La race est bien vivante, elle peut servir « à deux fins » , c’est à dire à l’équitation et au travail. Mais rares encore sont les usages en exploitation agricole, alors qu’elle est adaptée aux travaux en viticulture, maraîchage, ou au transport sur bât. Mais la race reste fragile : le cheptel compte environ 250 chevaux, avec une vingtaine de poulains chaque année.
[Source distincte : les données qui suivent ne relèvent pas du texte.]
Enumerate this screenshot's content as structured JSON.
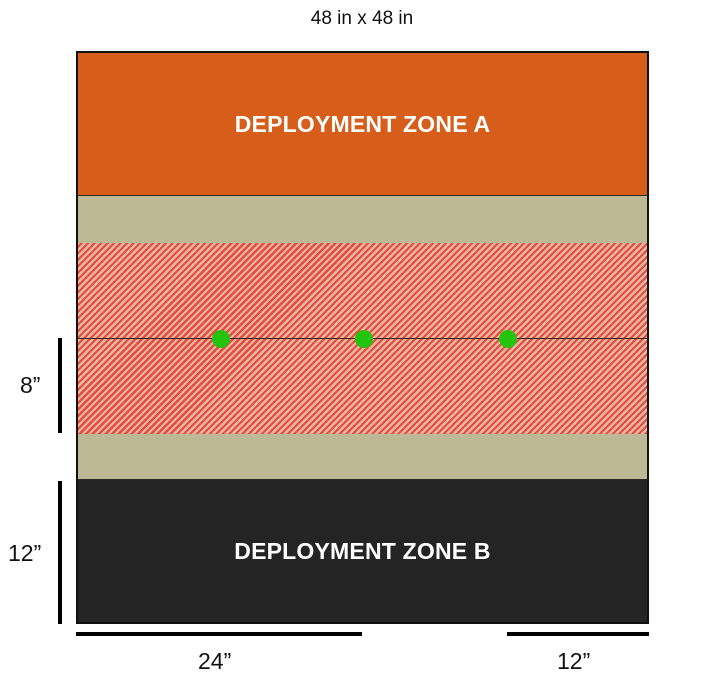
{
  "board": {
    "title": "48 in x 48 in",
    "colors": {
      "zone_a": "#d65e1a",
      "zone_b": "#242424",
      "no_mans_land": "#bcb994",
      "hatch_stripe": "#e74b3c",
      "objective": "#22c40f"
    }
  },
  "zones": {
    "a_label": "DEPLOYMENT ZONE A",
    "b_label": "DEPLOYMENT ZONE B"
  },
  "measurements": {
    "left_upper": "8”",
    "left_lower": "12”",
    "bottom_left": "24”",
    "bottom_right": "12”"
  },
  "objectives": [
    {
      "name": "objective-marker-left"
    },
    {
      "name": "objective-marker-center"
    },
    {
      "name": "objective-marker-right"
    }
  ]
}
Le maintien du patrimoine génétique est donc un problème important pour les éleveurs, qui ne veulent pas faire disparaître les caractéristiques de la race.
La séance s’est achevée plus tardivement que prévu… les échanges ont été nombreux.
Ci-dessous, photographies faites durant le film.
Le trajet du troupeau en 1946
Cet itinéraire est donné par Jean-Xavier Dussert dans une thèse de médecine vétérinaire soutenue en 1947 : Les chevaux du Vercors, élevage et transhumance. L’auteur a accompagné le troupeau en juin 1946, d’Arles à Léoncel.
Itinéraire dans les Bouches-du-Rhône : des pâtures d’Arles (Mas Cadenet) à Rognonas, pour passer la nuit sur l’aérodrome de ce village (en herbe) et traverser le lendemain la Durance sur le pont de Rognonas (tracé orange). Le film tourné en 1947 montre le troupeau passant la Durance au pont de Bonpas (tracé rouge).
Itinéraire en Vaucluse. Deuxième jour, de Rognonas à Bédarrides. Passage de la Durance, Avignon, Le Pontet, Sorgues Bédarrides en empruntant la Nationale 7. Nuit au château des Taillades. Troisième jour par des chemins vicinaux : de Bédarrides à Taulignan, en passant par Jonquières, Violès, Sainte-Cécile-les-Vigne, Tulette, Visan, Valréas. Nuit sur le champ de foire de Taulignan.
Itinéraire dans la Drôme. Quatrième jour : de Taulignan à Puy-Saint-Martin. Cinquième jour : de Taulignan à Crest. Enfin, sixième étape : de Crest à Léoncel, par Aouste-sur-Sye, Beaufort, Plan-de-Baix, La Vacherie.
Le troupeau s’installe à Léoncel, puis monte à l’Echaillon, puis ensuite à Font d’Urle.
Il refait la route en sens inverse en octobre.